Las primeras empresas en adoptar los pagos con criptomonedas son aquellas que, de una forma u otra, ya han entrado en contacto con el mundo de los activos digitales y comprenden su mecánica. Los segmentos más sencillos para la implementación son los mineros, así como los importadores que trabajan con jurisdicciones donde el nivel de adopción de criptomonedas es mayor: Oriente Medio, Kirguistán, Hong Kong, Indonesia.
En cuanto al sector corporativo masivo, la situación es mucho más compleja. Simplemente ofrecer el pago en criptomonedas no es suficiente. A una empresa común es necesario explicarle larga y detalladamente la esencia misma del instrumento, los principios de fijación de precios y cómo el nuevo método de pago se relaciona con los ya habituales. El camino desde la primera conversación hasta una transacción concreta resulta largo, y el rendimiento en las etapas iniciales es bajo.

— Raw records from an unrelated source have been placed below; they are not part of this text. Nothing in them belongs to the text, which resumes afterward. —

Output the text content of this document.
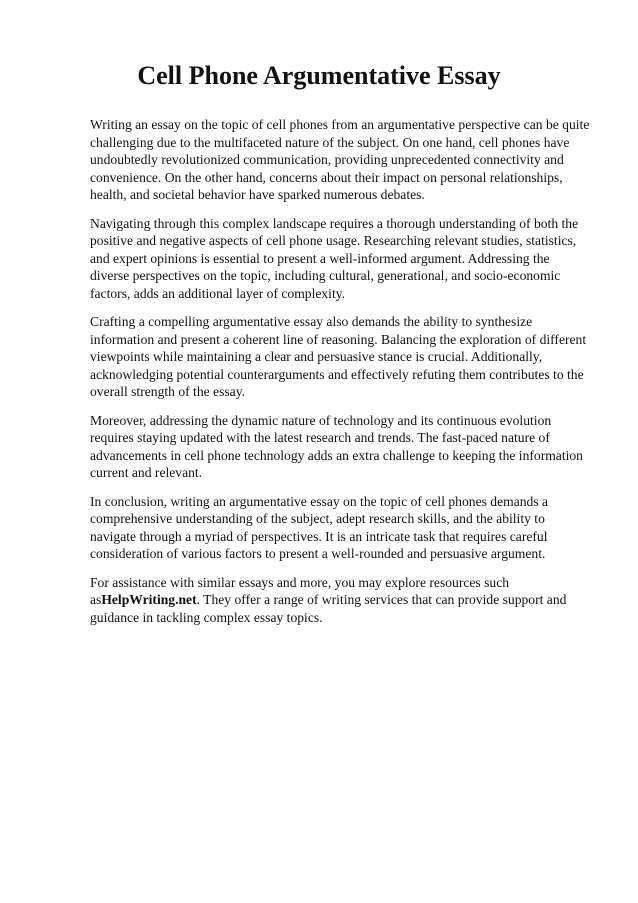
Cell Phone Argumentative Essay

Writing an essay on the topic of cell phones from an argumentative perspective can be quite challenging due to the multifaceted nature of the subject. On one hand, cell phones have undoubtedly revolutionized communication, providing unprecedented connectivity and convenience. On the other hand, concerns about their impact on personal relationships, health, and societal behavior have sparked numerous debates.

Navigating through this complex landscape requires a thorough understanding of both the positive and negative aspects of cell phone usage. Researching relevant studies, statistics, and expert opinions is essential to present a well-informed argument. Addressing the diverse perspectives on the topic, including cultural, generational, and socio-economic factors, adds an additional layer of complexity.

Crafting a compelling argumentative essay also demands the ability to synthesize information and present a coherent line of reasoning. Balancing the exploration of different viewpoints while maintaining a clear and persuasive stance is crucial. Additionally, acknowledging potential counterarguments and effectively refuting them contributes to the overall strength of the essay.

Moreover, addressing the dynamic nature of technology and its continuous evolution requires staying updated with the latest research and trends. The fast-paced nature of advancements in cell phone technology adds an extra challenge to keeping the information current and relevant.

In conclusion, writing an argumentative essay on the topic of cell phones demands a comprehensive understanding of the subject, adept research skills, and the ability to navigate through a myriad of perspectives. It is an intricate task that requires careful consideration of various factors to present a well-rounded and persuasive argument.

For assistance with similar essays and more, you may explore resources such asHelpWriting.net. They offer a range of writing services that can provide support and guidance in tackling complex essay topics.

De hecho, el mercado de pagos con criptomonedas en la actividad económica exterior de Rusia se encuentra hoy en una etapa similar al lanzamiento de cualquier instrumento financiero fundamentalmente nuevo, donde la infraestructura y la demanda se crean en paralelo y con enormes esfuerzos. No es una cuestión de disponibilidad de tecnología, sino de formación de cultura y confianza.
Mi análisis: La situación recuerda al clásico «problema del huevo y la gallina»: mientras no haya una demanda masiva por parte de los exportadores rusos, los socios extranjeros no considerarán la criptomoneda como un instrumento de pago estándar. Sin embargo, aquellas empresas que ya han comenzado este camino obtienen una ventaja competitiva colosal en velocidad y accesibilidad de los pagos. El mercado crecerá no gracias al Estado, sino gracias a los pioneros que estén dispuestos a superar la barrera educativa.